A very common pattern in our synthetic child providers was to make the
child ValueObject using ValueObjectConstResult::Create or some form of
the static ValueObject::CreateValueObjectFrom*** methods, and store and
hand that out as the child. Doing that creates a "root" ValueObject
whose lifecycle is not linked to the lifecycle of the ValueObject it is
a child of. And that means it is possible that either the child or the
parent could have gotten destroyed when the other ValueObject gets asked
a question about it.
For the most part this doesn't happen because there are usually enough
other shared pointer references binding the two to keep both sides
alive. But we have gotten a small but steady stream of reports for years
now of crashes where a ValueObject accesses its ClusterManager but that
has already been deleted. I've never been able to find a reproducible
case of this, but one plausible cause is that we are violating the
contract that "all the children of a ValueObject have coterminous
lifespans, enforced by the ClusterManager". So it is unsurprising that
they might sometimes not stay alive as long as they should.
This patch addresses that by providing a way to use these static create
methods but passing in the ClusterManager to be used, and adds or
modifies where extant the CreateChildValueObjectFrom*** methods to pass
in the parent manager.
This patch is not complete. It turns out that routing the ClusterManager
from CreateValueObjectFromExpression all the way to where the expression
result VO is made is quite intrusive, and would have made this already
quite large (though largly mechanical) patch become unweildy. Since I am
mostly concerned about synthetic child providers, and we discourage
using expressions for them, I think that's an acceptable separation.

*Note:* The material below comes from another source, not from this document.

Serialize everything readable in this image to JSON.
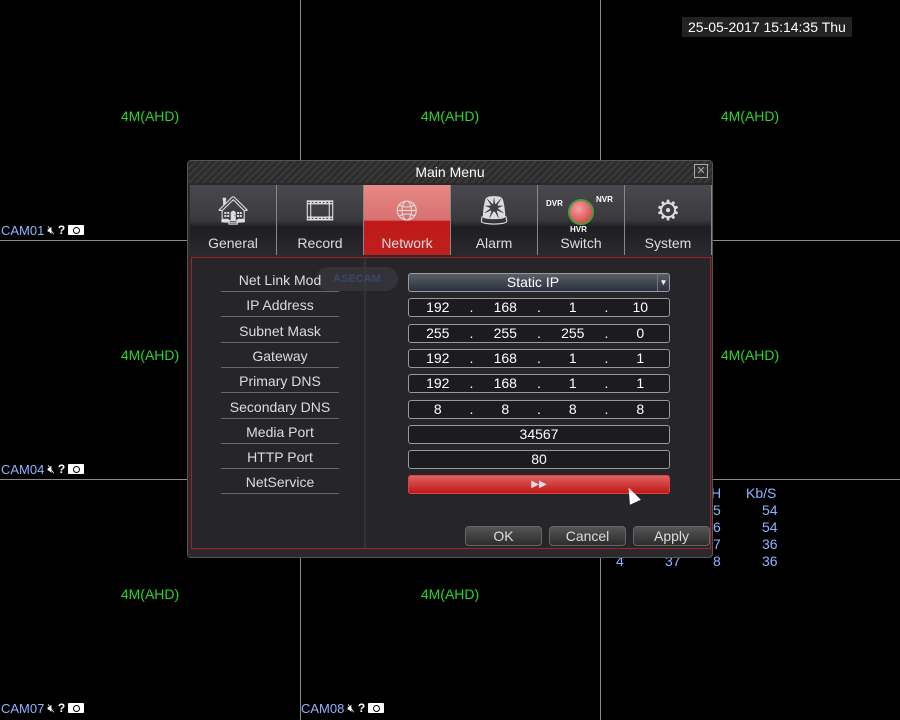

I also added a test where the ValueObjectSynthetic hands out its
children, checking whether the child being handed out is in fact owned
by the parent handing it out. It is controlled by a setting
(target.check-vo-ownership) which is currently off by default - since I
can't provide a way to do this correctly for expressions yet. But I turn
it on in the testsuite. That's the real testing strategy for this patch,
since its goal is to ensure that all the children we hand out are
managed by their parents. I didn't put an equivalent check in
ValueObjectVariable because that system really doesn't allow a way to do
this incorrectly.
I also fixed some of the tests that were making children using
CreateValueObjectFromExpression to make their children with
CreateValueObjectFromData instead. I could have opted the tests out of
the check, but using the expression parser to do this work is not best
practice, so I didn't want to leave bad examples around. I left one case
that does do it with expressions, however, so we still have a test for
that not-recommended but people do it anyway path.